А природа еще сопротивлялась холодам! Особенно на Институтских дворах. Казалось, на них поселилось вечное "бабье лето". И поэтому ребята продолжали сбегаться сюда. Не так много, как раньше, не так часто и не так надолго, как летом, но собирались. Можно было, как и прежде, погонять «кольца-мячики», запустить самолетики, посидеть вечером у студенческого костра (их теперь много тут было, студентов-то). Надо было навещать Русалочку, чтобы не скучала…
А когда лето сдалось и начали перепадать зябкие дожди, ребята все равно прибегали на Институтские дворы, потому что отсюда был близкий путь к дядюшке Лиху.
Лихо Тихоныча навещали не реже, чем раз в неделю. А кое-кто и чаще. Например Костя (но он об этом не распространялся). Когда приходили большой компанией, усаживались за щелястым столом, устраивали чаепитие. Потом шли в "колесный зал".
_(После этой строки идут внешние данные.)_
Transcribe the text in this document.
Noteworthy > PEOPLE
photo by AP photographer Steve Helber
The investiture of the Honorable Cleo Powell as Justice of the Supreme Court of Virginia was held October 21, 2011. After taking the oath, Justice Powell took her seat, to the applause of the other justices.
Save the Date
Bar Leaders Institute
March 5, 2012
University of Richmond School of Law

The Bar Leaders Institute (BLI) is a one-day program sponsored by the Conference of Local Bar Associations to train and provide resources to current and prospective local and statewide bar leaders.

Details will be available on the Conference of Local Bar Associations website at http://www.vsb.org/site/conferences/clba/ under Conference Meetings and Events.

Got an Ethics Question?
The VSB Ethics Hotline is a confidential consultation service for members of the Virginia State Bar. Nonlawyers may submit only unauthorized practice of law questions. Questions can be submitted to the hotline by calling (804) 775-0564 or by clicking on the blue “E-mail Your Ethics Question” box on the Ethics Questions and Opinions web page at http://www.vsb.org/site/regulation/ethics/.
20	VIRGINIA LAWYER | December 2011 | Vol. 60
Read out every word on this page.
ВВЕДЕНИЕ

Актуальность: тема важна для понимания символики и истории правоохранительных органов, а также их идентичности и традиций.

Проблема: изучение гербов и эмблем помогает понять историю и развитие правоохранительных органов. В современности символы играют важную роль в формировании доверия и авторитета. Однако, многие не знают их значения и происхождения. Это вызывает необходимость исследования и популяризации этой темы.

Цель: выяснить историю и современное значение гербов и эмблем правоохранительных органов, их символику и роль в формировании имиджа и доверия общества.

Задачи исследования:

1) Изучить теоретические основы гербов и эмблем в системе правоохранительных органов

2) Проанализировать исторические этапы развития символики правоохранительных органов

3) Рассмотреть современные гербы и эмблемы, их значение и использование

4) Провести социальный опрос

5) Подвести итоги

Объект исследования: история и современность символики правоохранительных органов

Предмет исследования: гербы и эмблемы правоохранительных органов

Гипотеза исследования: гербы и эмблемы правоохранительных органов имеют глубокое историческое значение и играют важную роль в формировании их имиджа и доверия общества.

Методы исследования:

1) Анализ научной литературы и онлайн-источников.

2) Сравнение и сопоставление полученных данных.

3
Колесо завораживало. В мерцании полупрозрачных спиц, в клочьях разноцветного тумана ощущалось дыхание иных пространств. Особенно, когда в тумане возникали видения нездешних стран. Так оно и должно было быть!
Это объяснил Тюпа.
Когда Тюпа первый раз пришел сюда с ребятами, он долго стоял у Колеса, шевелил толстыми губами. Потом обвел всех задумчивым (ну, прямо нездешним каким-то) взглядом и сказал:
– Гироскоп… – Это он будто себе самому сказал, а не тем, кто рядом. Но те потребовали объяснений. Особенно Сёга и Костя.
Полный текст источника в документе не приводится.